What is Best disease?
Best disease, also known as vitelliform macular dystrophy, is an inherited form of macular degeneration. Best disease affects the macula, the central part of the retina, and is characterized by a loss of central vision, as well as the ability to perceive colors and details.

What are the symptoms?
Although the age of onset for those with Best disease can vary, it is usually diagnosed during childhood or adolescence. In the initial stages, a bright yellow cyst (fluid-filled sac) forms under the retinal pigment epithelium (RPE) beneath the macula. Upon examination, the cyst looks like a sunny-side-up egg. Despite the presence of the cyst, visual acuity may remain normal or near normal (between 20/30 and 20/50) for many years. Peripheral (side) vision usually remains unaffected.

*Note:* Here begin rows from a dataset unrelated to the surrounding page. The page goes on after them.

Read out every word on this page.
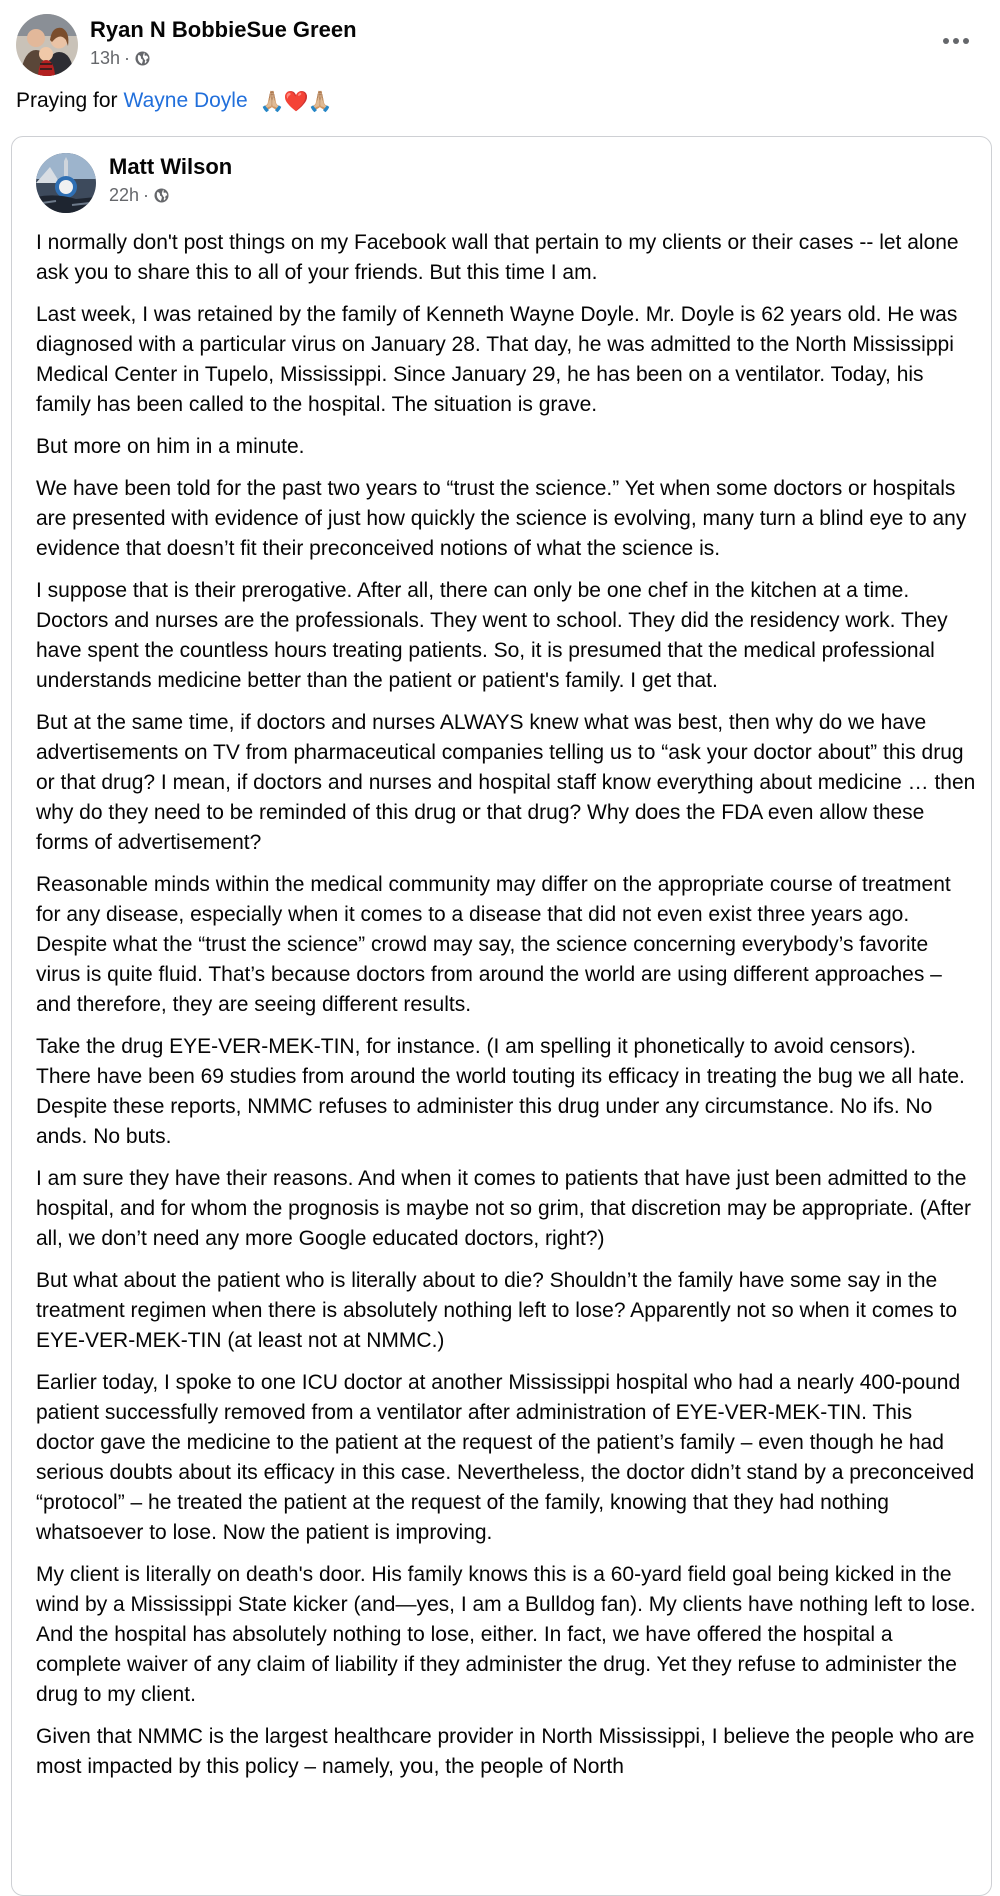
Ryan N BobbieSue Green
13h ·
Praying for Wayne Doyle 🙏🏼❤️🙏🏼
Matt Wilson
22h ·

I normally don't post things on my Facebook wall that pertain to my clients or their cases -- let alone ask you to share this to all of your friends. But this time I am.

Last week, I was retained by the family of Kenneth Wayne Doyle. Mr. Doyle is 62 years old. He was diagnosed with a particular virus on January 28. That day, he was admitted to the North Mississippi Medical Center in Tupelo, Mississippi. Since January 29, he has been on a ventilator. Today, his family has been called to the hospital. The situation is grave.

But more on him in a minute.

We have been told for the past two years to “trust the science.” Yet when some doctors or hospitals are presented with evidence of just how quickly the science is evolving, many turn a blind eye to any evidence that doesn’t fit their preconceived notions of what the science is.

I suppose that is their prerogative. After all, there can only be one chef in the kitchen at a time. Doctors and nurses are the professionals. They went to school. They did the residency work. They have spent the countless hours treating patients. So, it is presumed that the medical professional understands medicine better than the patient or patient's family. I get that.

But at the same time, if doctors and nurses ALWAYS knew what was best, then why do we have advertisements on TV from pharmaceutical companies telling us to “ask your doctor about” this drug or that drug? I mean, if doctors and nurses and hospital staff know everything about medicine … then why do they need to be reminded of this drug or that drug? Why does the FDA even allow these forms of advertisement?

Reasonable minds within the medical community may differ on the appropriate course of treatment for any disease, especially when it comes to a disease that did not even exist three years ago. Despite what the “trust the science” crowd may say, the science concerning everybody’s favorite virus is quite fluid. That’s because doctors from around the world are using different approaches – and therefore, they are seeing different results.

Take the drug EYE-VER-MEK-TIN, for instance. (I am spelling it phonetically to avoid censors). There have been 69 studies from around the world touting its efficacy in treating the bug we all hate. Despite these reports, NMMC refuses to administer this drug under any circumstance. No ifs. No ands. No buts.

I am sure they have their reasons. And when it comes to patients that have just been admitted to the hospital, and for whom the prognosis is maybe not so grim, that discretion may be appropriate. (After all, we don’t need any more Google educated doctors, right?)

But what about the patient who is literally about to die? Shouldn’t the family have some say in the treatment regimen when there is absolutely nothing left to lose? Apparently not so when it comes to EYE-VER-MEK-TIN (at least not at NMMC.)

Earlier today, I spoke to one ICU doctor at another Mississippi hospital who had a nearly 400-pound patient successfully removed from a ventilator after administration of EYE-VER-MEK-TIN. This doctor gave the medicine to the patient at the request of the patient’s family – even though he had serious doubts about its efficacy in this case. Nevertheless, the doctor didn’t stand by a preconceived “protocol” – he treated the patient at the request of the family, knowing that they had nothing whatsoever to lose. Now the patient is improving.

My client is literally on death's door. His family knows this is a 60-yard field goal being kicked in the wind by a Mississippi State kicker (and—yes, I am a Bulldog fan). My clients have nothing left to lose. And the hospital has absolutely nothing to lose, either. In fact, we have offered the hospital a complete waiver of any claim of liability if they administer the drug. Yet they refuse to administer the drug to my client.

Given that NMMC is the largest healthcare provider in North Mississippi, I believe the people who are most impacted by this policy – namely, you, the people of North
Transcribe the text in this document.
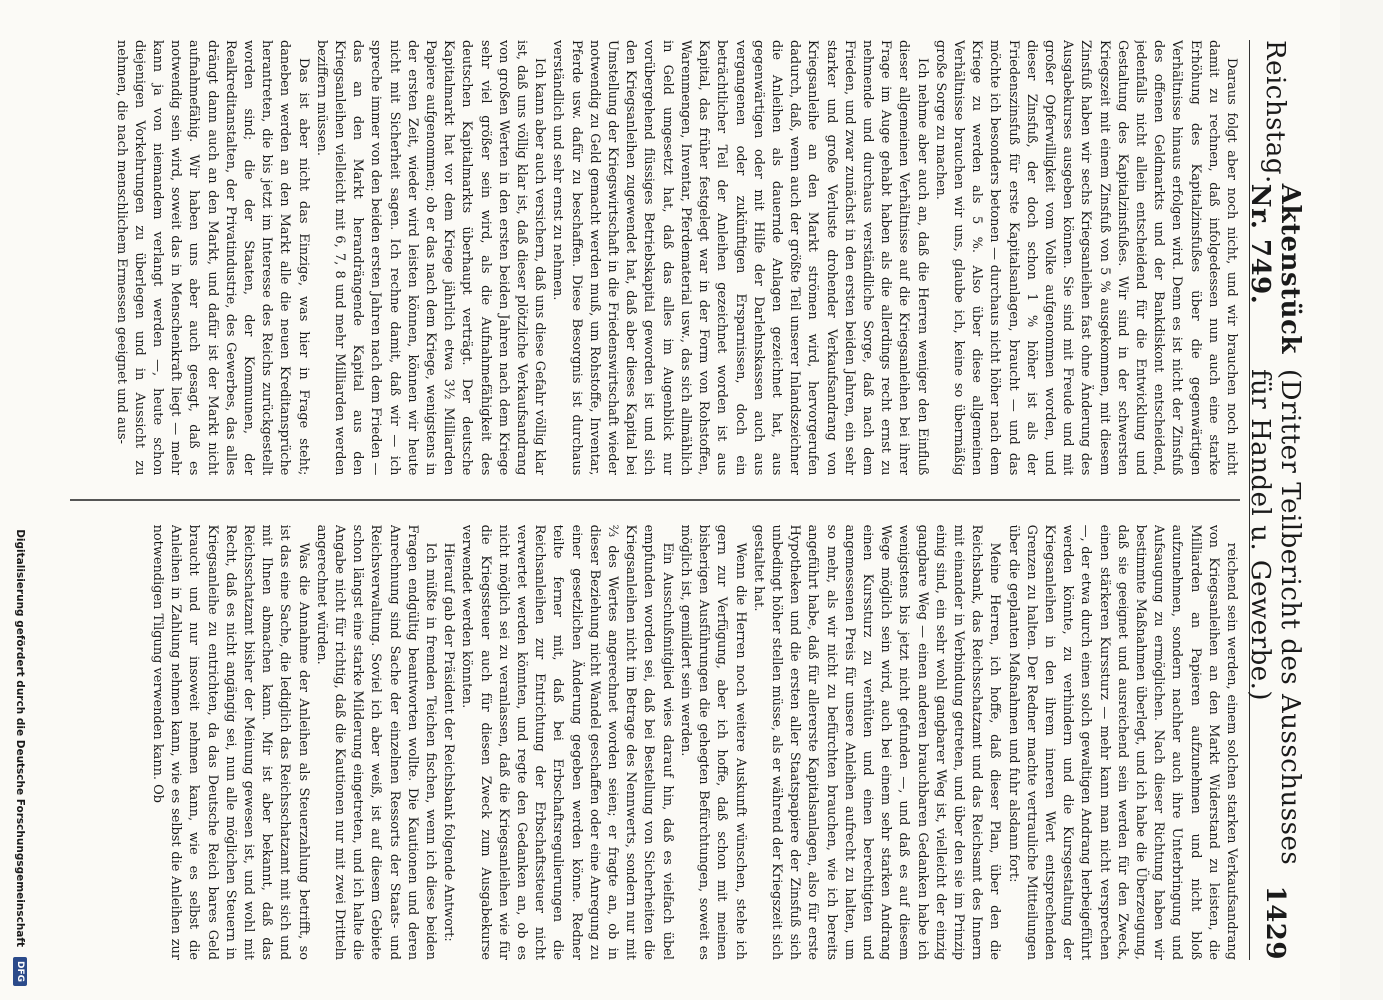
Reichstag.
Aktenstück Nr. 749.
(Dritter Teilbericht des Ausschusses für Handel u. Gewerbe.)
1429

Daraus folgt aber noch nicht, und wir brauchen noch nicht damit zu rechnen, daß infolgedessen nun auch eine starke Erhöhung des Kapitalzinsfußes über die gegenwärtigen Verhältnisse hinaus erfolgen wird. Denn es ist nicht der Zinsfuß des offenen Geldmarkts und der Bankdiskont entscheidend, jedenfalls nicht allein entscheidend für die Entwicklung und Gestaltung des Kapitalzinsfußes. Wir sind in der schwersten Kriegszeit mit einem Zinsfuß von 5 % ausgekommen, mit diesem Zinsfuß haben wir sechs Kriegsanleihen fast ohne Änderung des Ausgabekurses ausgeben können. Sie sind mit Freude und mit großer Opferwilligkeit vom Volke aufgenommen worden, und dieser Zinsfuß, der doch schon 1 % höher ist als der Friedenszinsfuß für erste Kapitalsanlagen, braucht — und das möchte ich besonders betonen — durchaus nicht höher nach dem Kriege zu werden als 5 %. Also über diese allgemeinen Verhältnisse brauchen wir uns, glaube ich, keine so übermäßig große Sorge zu machen.

Ich nehme aber auch an, daß die Herren weniger den Einfluß dieser allgemeinen Verhältnisse auf die Kriegsanleihen bei ihrer Frage im Auge gehabt haben als die allerdings recht ernst zu nehmende und durchaus verständliche Sorge, daß nach dem Frieden, und zwar zunächst in den ersten beiden Jahren, ein sehr starker und große Verluste drohender Verkaufsandrang von Kriegsanleihe an den Markt strömen wird, hervorgerufen dadurch, daß, wenn auch der größte Teil unserer Inlandszeichner die Anleihen als dauernde Anlagen gezeichnet hat, aus gegenwärtigen oder mit Hilfe der Darlehnskassen auch aus vergangenen oder zukünftigen Ersparnissen, doch ein beträchtlicher Teil der Anleihen gezeichnet worden ist aus Kapital, das früher festgelegt war in der Form von Rohstoffen, Warenmengen, Inventar, Pferdematerial usw., das sich allmählich in Geld umgesetzt hat, daß das alles im Augenblick nur vorübergehend flüssiges Betriebskapital geworden ist und sich den Kriegsanleihen zugewendet hat, daß aber dieses Kapital bei Umstellung der Kriegswirtschaft in die Friedenswirtschaft wieder notwendig zu Geld gemacht werden muß, um Rohstoffe, Inventar, Pferde usw. dafür zu beschaffen. Diese Besorgnis ist durchaus verständlich und sehr ernst zu nehmen.

Ich kann aber auch versichern, daß uns diese Gefahr völlig klar ist, daß uns völlig klar ist, daß dieser plötzliche Verkaufsandrang von großen Werten in den ersten beiden Jahren nach dem Kriege sehr viel größer sein wird, als die Aufnahmefähigkeit des deutschen Kapitalmarkts überhaupt verträgt. Der deutsche Kapitalmarkt hat vor dem Kriege jährlich etwa 3½ Milliarden Papiere aufgenommen; ob er das nach dem Kriege, wenigstens in der ersten Zeit, wieder wird leisten können, können wir heute nicht mit Sicherheit sagen. Ich rechne damit, daß wir — ich spreche immer von den beiden ersten Jahren nach dem Frieden — das an den Markt herandrängende Kapital aus den Kriegsanleihen vielleicht mit 6, 7, 8 und mehr Milliarden werden beziffern müssen.

Das ist aber nicht das Einzige, was hier in Frage steht; daneben werden an den Markt alle die neuen Kreditansprüche herantreten, die bis jetzt im Interesse des Reichs zurückgestellt worden sind; die der Staaten, der Kommunen, der Realkreditanstalten, der Privatindustrie, des Gewerbes, das alles drängt dann auch an den Markt, und dafür ist der Markt nicht aufnahmefähig. Wir haben uns aber auch gesagt, daß es notwendig sein wird, soweit das in Menschenkraft liegt — mehr kann ja von niemandem verlangt werden —, heute schon diejenigen Vorkehrungen zu überlegen und in Aussicht zu nehmen, die nach menschlichem Ermessen geeignet und aus-

reichend sein werden, einem solchen starken Verkaufsandrang von Kriegsanleihen an den Markt Widerstand zu leisten, die Milliarden an Papieren aufzunehmen und nicht bloß aufzunehmen, sondern nachher auch ihre Unterbringung und Aufsaugung zu ermöglichen. Nach dieser Richtung haben wir bestimmte Maßnahmen überlegt, und ich habe die Überzeugung, daß sie geeignet und ausreichend sein werden für den Zweck, einen stärkeren Kurssturz — mehr kann man nicht versprechen —, der etwa durch einen solch gewaltigen Andrang herbeigeführt werden könnte, zu verhindern und die Kursgestaltung der Kriegsanleihen in den ihrem inneren Wert entsprechenden Grenzen zu halten. Der Redner machte vertrauliche Mitteilungen über die geplanten Maßnahmen und fuhr alsdann fort:

Meine Herren, ich hoffe, daß dieser Plan, über den die Reichsbank, das Reichsschatzamt und das Reichsamt des Innern mit einander in Verbindung getreten, und über den sie im Prinzip einig sind, ein sehr wohl gangbarer Weg ist, vielleicht der einzig gangbare Weg — einen anderen brauchbaren Gedanken habe ich wenigstens bis jetzt nicht gefunden —, und daß es auf diesem Wege möglich sein wird, auch bei einem sehr starken Andrang einen Kurssturz zu verhüten und einen berechtigten und angemessenen Preis für unsere Anleihen aufrecht zu halten, um so mehr, als wir nicht zu befürchten brauchen, wie ich bereits angeführt habe, daß für allererste Kapitalsanlagen, also für erste Hypotheken und die ersten aller Staatspapiere der Zinsfuß sich unbedingt höher stellen müsse, als er während der Kriegszeit sich gestaltet hat.

Wenn die Herren noch weitere Auskunft wünschen, stehe ich gern zur Verfügung, aber ich hoffe, daß schon mit meinen bisherigen Ausführungen die gehegten Befürchtungen, soweit es möglich ist, gemildert sein werden.

Ein Ausschußmitglied wies darauf hin, daß es vielfach übel empfunden worden sei, daß bei Bestellung von Sicherheiten die Kriegsanleihen nicht im Betrage des Nennwerts, sondern nur mit ⅔ des Wertes angerechnet worden seien; er fragte an, ob in dieser Beziehung nicht Wandel geschaffen oder eine Anregung zu einer gesetzlichen Änderung gegeben werden könne. Redner teilte ferner mit, daß bei Erbschaftsregulierungen die Reichsanleihen zur Entrichtung der Erbschaftssteuer nicht verwertet werden könnten, und regte den Gedanken an, ob es nicht möglich sei zu veranlassen, daß die Kriegsanleihen wie für die Kriegssteuer auch für diesen Zweck zum Ausgabekurse verwendet werden könnten.

Hierauf gab der Präsident der Reichsbank folgende Antwort:

Ich müßte in fremden Teichen fischen, wenn ich diese beiden Fragen endgültig beantworten wollte. Die Kautionen und deren Anrechnung sind Sache der einzelnen Ressorts der Staats- und Reichsverwaltung. Soviel ich aber weiß, ist auf diesem Gebiete schon längst eine starke Milderung eingetreten, und ich halte die Angabe nicht für richtig, daß die Kautionen nur mit zwei Dritteln angerechnet würden.

Was die Annahme der Anleihen als Steuerzahlung betrifft, so ist das eine Sache, die lediglich das Reichsschatzamt mit sich und mit Ihnen abmachen kann. Mir ist aber bekannt, daß das Reichsschatzamt bisher der Meinung gewesen ist, und wohl mit Recht, daß es nicht angängig sei, nun alle möglichen Steuern in Kriegsanleihe zu entrichten, da das Deutsche Reich bares Geld braucht und nur insoweit nehmen kann, wie es selbst die Anleihen in Zahlung nehmen kann, wie es selbst die Anleihen zur notwendigen Tilgung verwenden kann. Ob

Digitalisierung gefördert durch die Deutsche Forschungsgemeinschaft
DFG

In many individuals with Best disease, the cyst eventually ruptures. Fluid and yellow deposits from the ruptured cyst spread throughout the macula. At this point the macula has a scrambled egg appearance. Once the cyst ruptures, the macula and the RPE begin to atrophy (degenerate) causing further vision loss.

Retinas affected by Best disease also have the accumulation of yellow flecks called lipofuscin, which can also cause vision loss.

In many people with Best disease, central vision deteriorates to about 20/100 later in life. However, the condition does not always affect both eyes equally. Many individuals retain useful central vision in one eye with a visual acuity of about 20/40 in the less-affected eye.

In some cases, Best disease does not progress far enough to cause significant central vision loss. However, retinal specialists can still detect the disease using sophisticated diagnostic tests that measure the function of the RPE and the retina. Individuals with Best disease are also often farsighted. Farsightedness can be corrected with glasses.

Is it an inherited disease?
Best disease is genetically passed through families by the autosomal dominant pattern of inheritance. In this pattern of inheritance, an affected person has one Best disease gene paired with one normal gene. When the affected person has children with an unaffected partner, there is a 50 percent chance that the affected parent will pass the disease-causing gene to each child.

The unaffected partner will only pass normal genes. A child who does not have the Best disease gene will not have the disease and cannot then pass the disease to his or her children. Genetic counselors are excellent resources for discussing inheritability, family planning, genetic testing, and other related issues.

What treatment is available?
Foundation-funded research is directed at understanding the cause of Best disease and developing treatments to save and restore vision. Researchers have identified the genetic mutations that cause Best disease and developed a large-animal model of the condition for evaluating potential treatments. Investigators at the University of Pennsylvania are currently developing a gene therapy to correct the underlying genetic defect and halt the disease process.

Individuals with Best disease may benefit from the use of low-vision aids and, possibly, orientation and mobility training. Orientation and mobility training, adaptive training skills, job placement, and income assistance are available through community resources.

Are there any related diseases?
Stargardt disease is another inherited form of macular degeneration characterized by numerous yellow flecks (lipofuscin) in the retina similar to those in Best disease. In older adults, it may also be difficult to distinguish Best disease from age-related macular degeneration. A thorough ophthalmologic examination including diagnostic tests measuring retinal function and an accurate documentation of family history can help to distinguish between these related conditions.